Here $T:V \rightarrow W$ and $S:W \rightarrow V$, where V and W are finite dimensional inner-product spaces over the same field. It's also given that $TS=0$.
The question is to prove that $rank(S^*) \geq nullity(T^*)$.
My attempt: Using the fact that $TS=0$, I derived that $rank(S) \leq nullity(T)$. Does the inequality asked automatically follow from this?

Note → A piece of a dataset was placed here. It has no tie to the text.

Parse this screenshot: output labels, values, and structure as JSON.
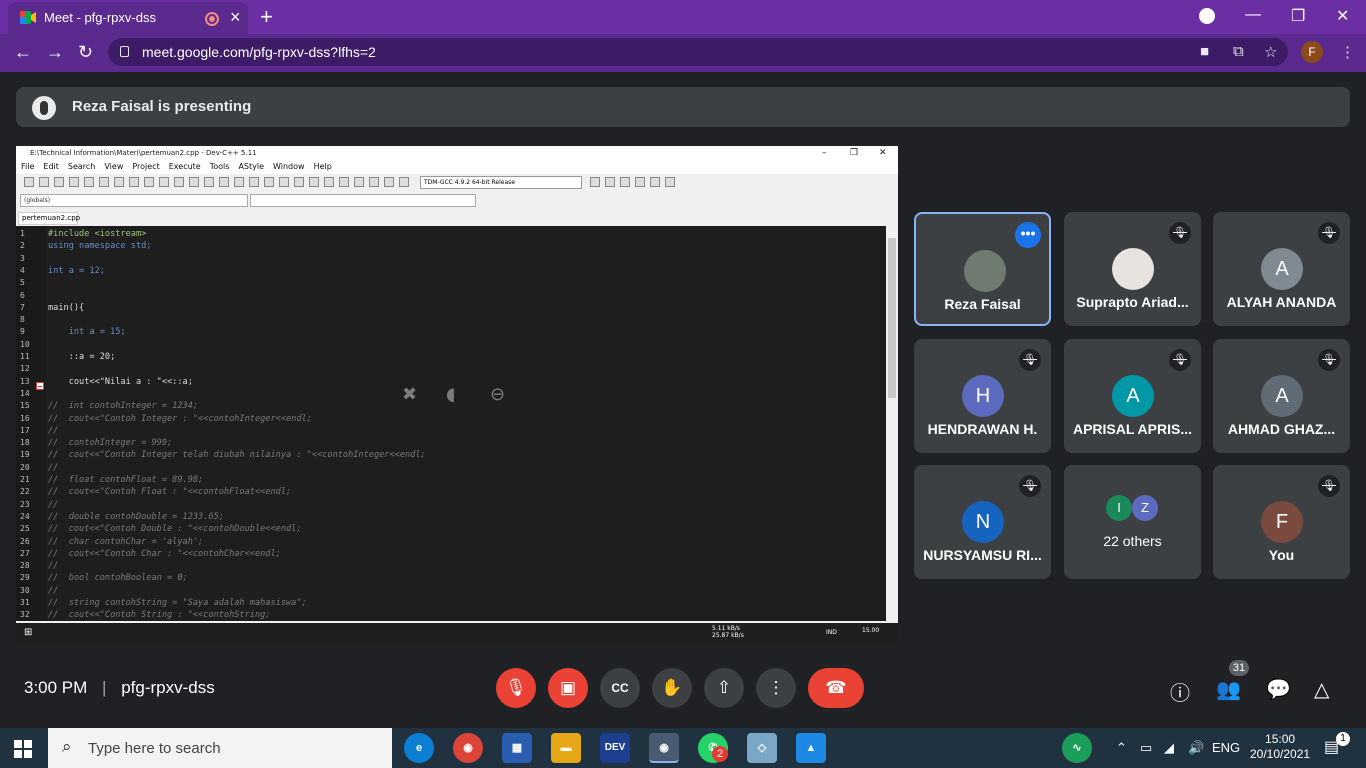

If not, please give alternate ways to prove the same.
It is not true that $\operatorname{Rank}(S) \leq \operatorname{Nullity}(T)$ implies that $\operatorname{Rank}(S^*) \geq \operatorname{Nullity}(T^*)$. For a counterexample, let $V = W$ be vector spaces of positive dimension and let $S = T = 0$. Then $\operatorname{Rank}(S) = 0$ and $\operatorname{Nullity}(T) = \operatorname{dim}(V) > 0$, but $S^* = T^* = 0$, so also $\operatorname{Rank}(S^*) = 0 < \operatorname{dim}(V) = \operatorname{Nullity}(T^*)$.
The same counterexample actually shows that it cannot follow from $TS = 0$ that $\operatorname{Rank}(S^*) \geq \operatorname{Nullity}(T^*)$, so it appears that the question you are trying to prove is incorrect.
Something that you can prove though is that $\operatorname{Nullity}(S^*) \geq \operatorname{Rank}(T^*)$. This follows from what you did in your attempt by observing that $S^*T^* = (TS)^* = 0$.